Le peintre examine les diverses esquisses et s'interroge sur l'orientation qu'il va prendre. Le visage de la fillette est si fascinant, si intériorisé, comme si tous ses traits convergeaient vers le centre au lieu de s'ouvrir aux alentours ... Rien de commun avec la Vénus de Botticelli aux yeux grands ouverts et très expressive :
Rien à voir non plus avec les visages féminins de Cranach l'ancien, à part la teinte presque monochrome et les
sourcils et cils perdus dans la blondeur ... Ces trois regards-là disent : "Nous savons que nous sommes femmes et que notre beauté attise la convoitise ..."
Ce ne sera pas non le regard très sage d'une petite fille comme celle de Renoir :
Ni celui de la jeune fille d'Edgar Maxence, en âge de se marier, qui s'absente , pour rêver à son prince charmant, ou à ... la liberté ?
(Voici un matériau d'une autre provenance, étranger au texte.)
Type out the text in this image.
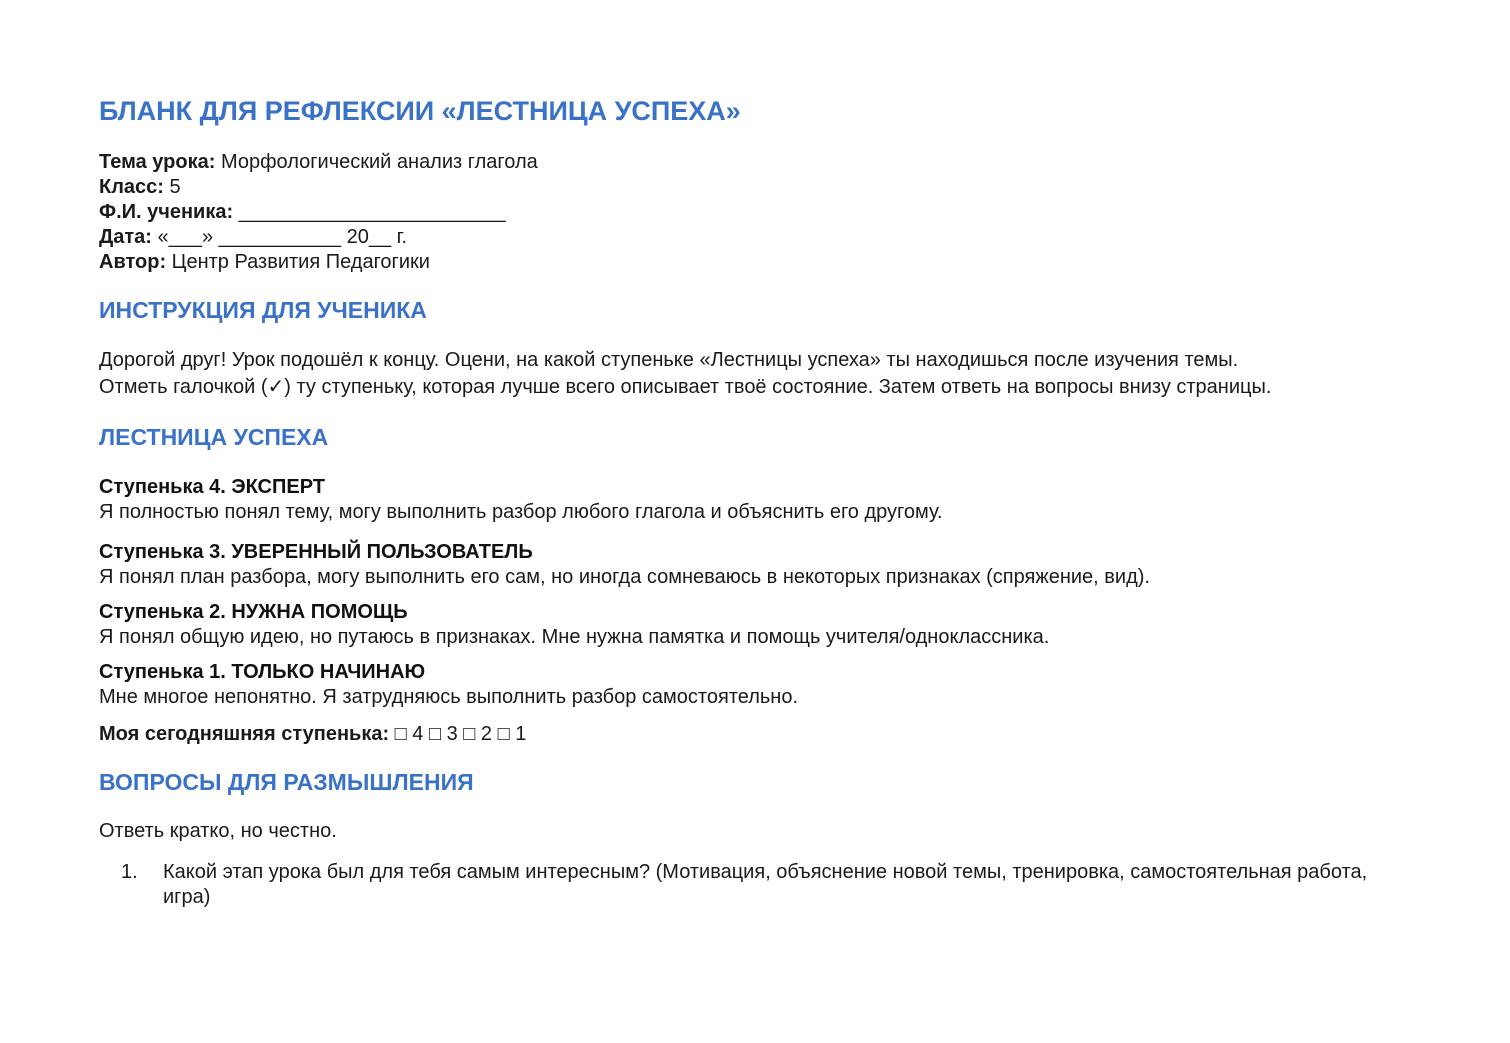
БЛАНК ДЛЯ РЕФЛЕКСИИ «ЛЕСТНИЦА УСПЕХА»
Тема урока: Морфологический анализ глагола
Класс: 5
Ф.И. ученика: ________________________
Дата: «___» ___________ 20__ г.
Автор: Центр Развития Педагогики
ИНСТРУКЦИЯ ДЛЯ УЧЕНИКА
Дорогой друг! Урок подошёл к концу. Оцени, на какой ступеньке «Лестницы успеха» ты находишься после изучения темы.
Отметь галочкой (✓) ту ступеньку, которая лучше всего описывает твоё состояние. Затем ответь на вопросы внизу страницы.
ЛЕСТНИЦА УСПЕХА
Ступенька 4. ЭКСПЕРТ
Я полностью понял тему, могу выполнить разбор любого глагола и объяснить его другому.
Ступенька 3. УВЕРЕННЫЙ ПОЛЬЗОВАТЕЛЬ
Я понял план разбора, могу выполнить его сам, но иногда сомневаюсь в некоторых признаках (спряжение, вид).
Ступенька 2. НУЖНА ПОМОЩЬ
Я понял общую идею, но путаюсь в признаках. Мне нужна памятка и помощь учителя/одноклассника.
Ступенька 1. ТОЛЬКО НАЧИНАЮ
Мне многое непонятно. Я затрудняюсь выполнить разбор самостоятельно.
Моя сегодняшняя ступенька: □ 4 □ 3 □ 2 □ 1
ВОПРОСЫ ДЛЯ РАЗМЫШЛЕНИЯ
Ответь кратко, но честно.
1.	Какой этап урока был для тебя самым интересным? (Мотивация, объяснение новой темы, тренировка, самостоятельная работа, игра)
Il est tenté de s'attarder sur ce regard hors de la pièce de la jeune fille qui lit, comme absente aussi, ce visage qui dégage la sérénité d'être dans un ailleurs qui la comble d'aise, en laissant de côté l'ensemble de la silhouette. Mais non ! Il va s'en tenir à son idée première : la naissance du désir et de la sexualité féminine. Oh, pas un tableau très osé, comme La leçon de guitare, qui fait encore crier de haine les bigots et bien-pensants, à sa grande satisfaction. Fi de l'hypocrisie et du déni ! Le peintre ne se le formule pas ainsi mais il est féministe avant l'heure. Il n'ira pas aussi loin dans ses oeuvres que son ami Courbet mais il soutiendra celui-ci à tout prix. L'Origine du monde, quel beau titre à un tableau !
Il se dit :
« Je vois les adolescentes comme un symbole. Je ne pourrai jamais peindre une femme. La beauté de l’adolescente est plus intéressante. L’adolescente incarne l’avenir, l’être avant qu’il ne se transforme en beauté parfaite. Une femme a déjà trouvé sa place dans le monde, une adolescente, non. Le corps d’une femme est déjà complet. Le mystère a disparu. »
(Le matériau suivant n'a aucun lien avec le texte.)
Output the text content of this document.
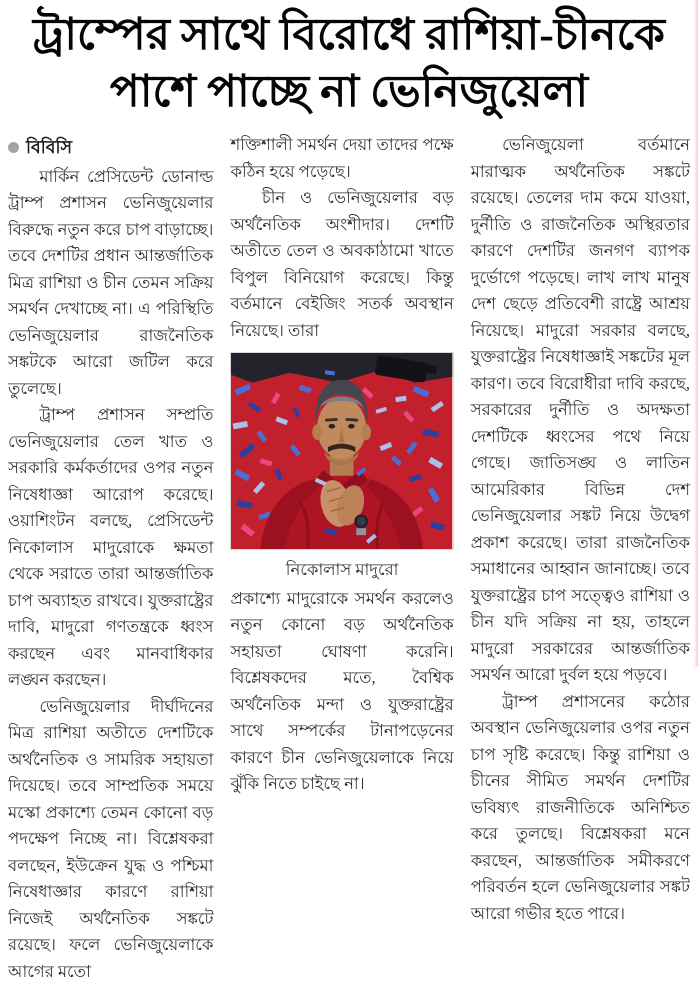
ট্রাম্পের সাথে বিরোধে রাশিয়া-চীনকে
পাশে পাচ্ছে না ভেনিজুয়েলা
বিবিসি

মার্কিন প্রেসিডেন্ট ডোনাল্ড ট্রাম্প প্রশাসন ভেনিজুয়েলার বিরুদ্ধে নতুন করে চাপ বাড়াচ্ছে। তবে দেশটির প্রধান আন্তর্জাতিক মিত্র রাশিয়া ও চীন তেমন সক্রিয় সমর্থন দেখাচ্ছে না। এ পরিস্থিতি ভেনিজুয়েলার রাজনৈতিক সঙ্কটকে আরো জটিল করে তুলেছে।

ট্রাম্প প্রশাসন সম্প্রতি ভেনিজুয়েলার তেল খাত ও সরকারি কর্মকর্তাদের ওপর নতুন নিষেধাজ্ঞা আরোপ করেছে। ওয়াশিংটন বলছে, প্রেসিডেন্ট নিকোলাস মাদুরোকে ক্ষমতা থেকে সরাতে তারা আন্তর্জাতিক চাপ অব্যাহত রাখবে। যুক্তরাষ্ট্রের দাবি, মাদুরো গণতন্ত্রকে ধ্বংস করছেন এবং মানবাধিকার লঙ্ঘন করছেন।

ভেনিজুয়েলার দীর্ঘদিনের মিত্র রাশিয়া অতীতে দেশটিকে অর্থনৈতিক ও সামরিক সহায়তা দিয়েছে। তবে সাম্প্রতিক সময়ে মস্কো প্রকাশ্যে তেমন কোনো বড় পদক্ষেপ নিচ্ছে না। বিশ্লেষকরা বলছেন, ইউক্রেন যুদ্ধ ও পশ্চিমা নিষেধাজ্ঞার কারণে রাশিয়া নিজেই অর্থনৈতিক সঙ্কটে রয়েছে। ফলে ভেনিজুয়েলাকে আগের মতো

শক্তিশালী সমর্থন দেয়া তাদের পক্ষে কঠিন হয়ে পড়েছে।

চীন ও ভেনিজুয়েলার বড় অর্থনৈতিক অংশীদার। দেশটি অতীতে তেল ও অবকাঠামো খাতে বিপুল বিনিয়োগ করেছে। কিন্তু বর্তমানে বেইজিং সতর্ক অবস্থান নিয়েছে। তারা

নিকোলাস মাদুরো

প্রকাশ্যে মাদুরোকে সমর্থন করলেও নতুন কোনো বড় অর্থনৈতিক সহায়তা ঘোষণা করেনি। বিশ্লেষকদের মতে, বৈশ্বিক অর্থনৈতিক মন্দা ও যুক্তরাষ্ট্রের সাথে সম্পর্কের টানাপড়েনের কারণে চীন ভেনিজুয়েলাকে নিয়ে ঝুঁকি নিতে চাইছে না।

ভেনিজুয়েলা বর্তমানে মারাত্মক অর্থনৈতিক সঙ্কটে রয়েছে। তেলের দাম কমে যাওয়া, দুর্নীতি ও রাজনৈতিক অস্থিরতার কারণে দেশটির জনগণ ব্যাপক দুর্ভোগে পড়েছে। লাখ লাখ মানুষ দেশ ছেড়ে প্রতিবেশী রাষ্ট্রে আশ্রয় নিয়েছে। মাদুরো সরকার বলছে, যুক্তরাষ্ট্রের নিষেধাজ্ঞাই সঙ্কটের মূল কারণ। তবে বিরোধীরা দাবি করছে, সরকারের দুর্নীতি ও অদক্ষতা দেশটিকে ধ্বংসের পথে নিয়ে গেছে। জাতিসঙ্ঘ ও লাতিন আমেরিকার বিভিন্ন দেশ ভেনিজুয়েলার সঙ্কট নিয়ে উদ্বেগ প্রকাশ করেছে। তারা রাজনৈতিক সমাধানের আহ্বান জানাচ্ছে। তবে যুক্তরাষ্ট্রের চাপ সত্ত্বেও রাশিয়া ও চীন যদি সক্রিয় না হয়, তাহলে মাদুরো সরকারের আন্তর্জাতিক সমর্থন আরো দুর্বল হয়ে পড়বে।

ট্রাম্প প্রশাসনের কঠোর অবস্থান ভেনিজুয়েলার ওপর নতুন চাপ সৃষ্টি করেছে। কিন্তু রাশিয়া ও চীনের সীমিত সমর্থন দেশটির ভবিষ্যৎ রাজনীতিকে অনিশ্চিত করে তুলছে। বিশ্লেষকরা মনে করছেন, আন্তর্জাতিক সমীকরণে পরিবর্তন হলে ভেনিজুয়েলার সঙ্কট আরো গভীর হতে পারে।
Il a trouvé son orientation ! Cette fois, il va montrer la toute jeune fille dans un mélange d'innocence et de désir montant et il va exposer la jouissance des sens en la présence de son chat, incarnation de la sensualité sans notion de péché ! Ainsi naîtra Jeune fille au chat ! Son chef-d'oeuvre, douceur et fureur, et tout son univers rassemblé dedans !
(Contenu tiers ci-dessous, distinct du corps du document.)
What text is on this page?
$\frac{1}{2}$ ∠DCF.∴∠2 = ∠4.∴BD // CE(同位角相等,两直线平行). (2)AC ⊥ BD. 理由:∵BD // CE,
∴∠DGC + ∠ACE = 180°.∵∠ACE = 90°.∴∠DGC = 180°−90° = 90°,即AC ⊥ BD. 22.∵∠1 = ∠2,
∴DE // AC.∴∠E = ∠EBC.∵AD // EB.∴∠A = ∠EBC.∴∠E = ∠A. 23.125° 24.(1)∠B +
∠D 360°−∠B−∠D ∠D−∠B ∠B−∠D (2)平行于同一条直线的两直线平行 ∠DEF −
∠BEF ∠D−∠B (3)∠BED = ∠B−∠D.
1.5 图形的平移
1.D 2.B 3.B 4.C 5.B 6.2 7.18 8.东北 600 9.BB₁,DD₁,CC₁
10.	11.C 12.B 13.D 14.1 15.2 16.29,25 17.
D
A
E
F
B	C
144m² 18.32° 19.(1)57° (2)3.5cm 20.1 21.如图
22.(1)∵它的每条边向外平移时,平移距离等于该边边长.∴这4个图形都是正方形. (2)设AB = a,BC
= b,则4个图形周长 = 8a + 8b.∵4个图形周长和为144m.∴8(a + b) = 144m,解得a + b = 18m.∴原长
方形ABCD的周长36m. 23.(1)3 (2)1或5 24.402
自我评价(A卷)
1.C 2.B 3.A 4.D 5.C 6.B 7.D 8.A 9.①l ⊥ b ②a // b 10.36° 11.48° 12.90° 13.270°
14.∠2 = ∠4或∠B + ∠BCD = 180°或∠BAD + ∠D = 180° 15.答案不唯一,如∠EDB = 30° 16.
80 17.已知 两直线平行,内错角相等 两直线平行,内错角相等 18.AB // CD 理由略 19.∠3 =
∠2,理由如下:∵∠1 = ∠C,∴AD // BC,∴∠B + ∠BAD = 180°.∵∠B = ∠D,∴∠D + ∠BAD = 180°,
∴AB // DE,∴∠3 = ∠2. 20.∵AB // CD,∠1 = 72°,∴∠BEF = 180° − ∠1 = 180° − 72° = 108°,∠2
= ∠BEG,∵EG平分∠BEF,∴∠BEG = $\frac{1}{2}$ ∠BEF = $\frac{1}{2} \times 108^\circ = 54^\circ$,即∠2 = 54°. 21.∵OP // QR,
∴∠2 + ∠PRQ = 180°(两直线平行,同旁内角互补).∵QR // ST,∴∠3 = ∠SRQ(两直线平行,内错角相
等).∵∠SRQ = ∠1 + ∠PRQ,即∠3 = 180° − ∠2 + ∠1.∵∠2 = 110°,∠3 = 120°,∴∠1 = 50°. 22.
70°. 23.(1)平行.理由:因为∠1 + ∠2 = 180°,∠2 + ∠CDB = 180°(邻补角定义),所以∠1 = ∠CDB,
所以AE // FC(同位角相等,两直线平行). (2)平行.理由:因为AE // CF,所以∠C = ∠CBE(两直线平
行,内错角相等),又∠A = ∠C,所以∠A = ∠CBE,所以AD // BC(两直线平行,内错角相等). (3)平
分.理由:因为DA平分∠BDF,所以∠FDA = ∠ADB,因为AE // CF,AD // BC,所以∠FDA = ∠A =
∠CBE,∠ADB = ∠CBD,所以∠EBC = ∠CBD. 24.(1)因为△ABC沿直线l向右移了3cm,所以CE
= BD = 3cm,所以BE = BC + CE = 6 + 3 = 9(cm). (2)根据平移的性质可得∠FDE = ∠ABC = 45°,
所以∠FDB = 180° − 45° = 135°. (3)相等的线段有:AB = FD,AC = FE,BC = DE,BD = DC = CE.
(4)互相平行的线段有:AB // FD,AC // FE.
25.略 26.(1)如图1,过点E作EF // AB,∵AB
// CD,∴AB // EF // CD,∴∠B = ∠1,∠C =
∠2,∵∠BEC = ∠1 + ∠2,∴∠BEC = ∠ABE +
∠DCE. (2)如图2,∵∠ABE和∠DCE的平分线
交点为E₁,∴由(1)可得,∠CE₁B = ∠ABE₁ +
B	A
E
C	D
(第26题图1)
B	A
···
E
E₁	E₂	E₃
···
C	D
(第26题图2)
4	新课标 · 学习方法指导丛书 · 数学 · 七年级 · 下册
Et lui, Balthus, ne cèdera jamais aux sirènes de l'abstrait, ne s'expliquant jamais, prouvant que le figuratif peut être infiniment énigmatique ...
Lenaïg
Pour le défi lancé par l'Amiral Ô :
À L'ABORDAGE !
DEFI n° 105
"LA TOILE SE DEVOILE"
( METTRE EN TITRE DE VOTRE ARTICLE POUR LA LISIBILITE)
À partir de cette toile du peintre BALTHUS,
donnez libre cours à votre imagination,
racontez votre histoire en prose ou en poésie
en utilisant un ou plusieurs éléments
ou personnages du tableau,
en démarrant ou terminant votre texte par cette scène,
en cherchant à retranscrire ce qu'a voulu exprimer le peintre...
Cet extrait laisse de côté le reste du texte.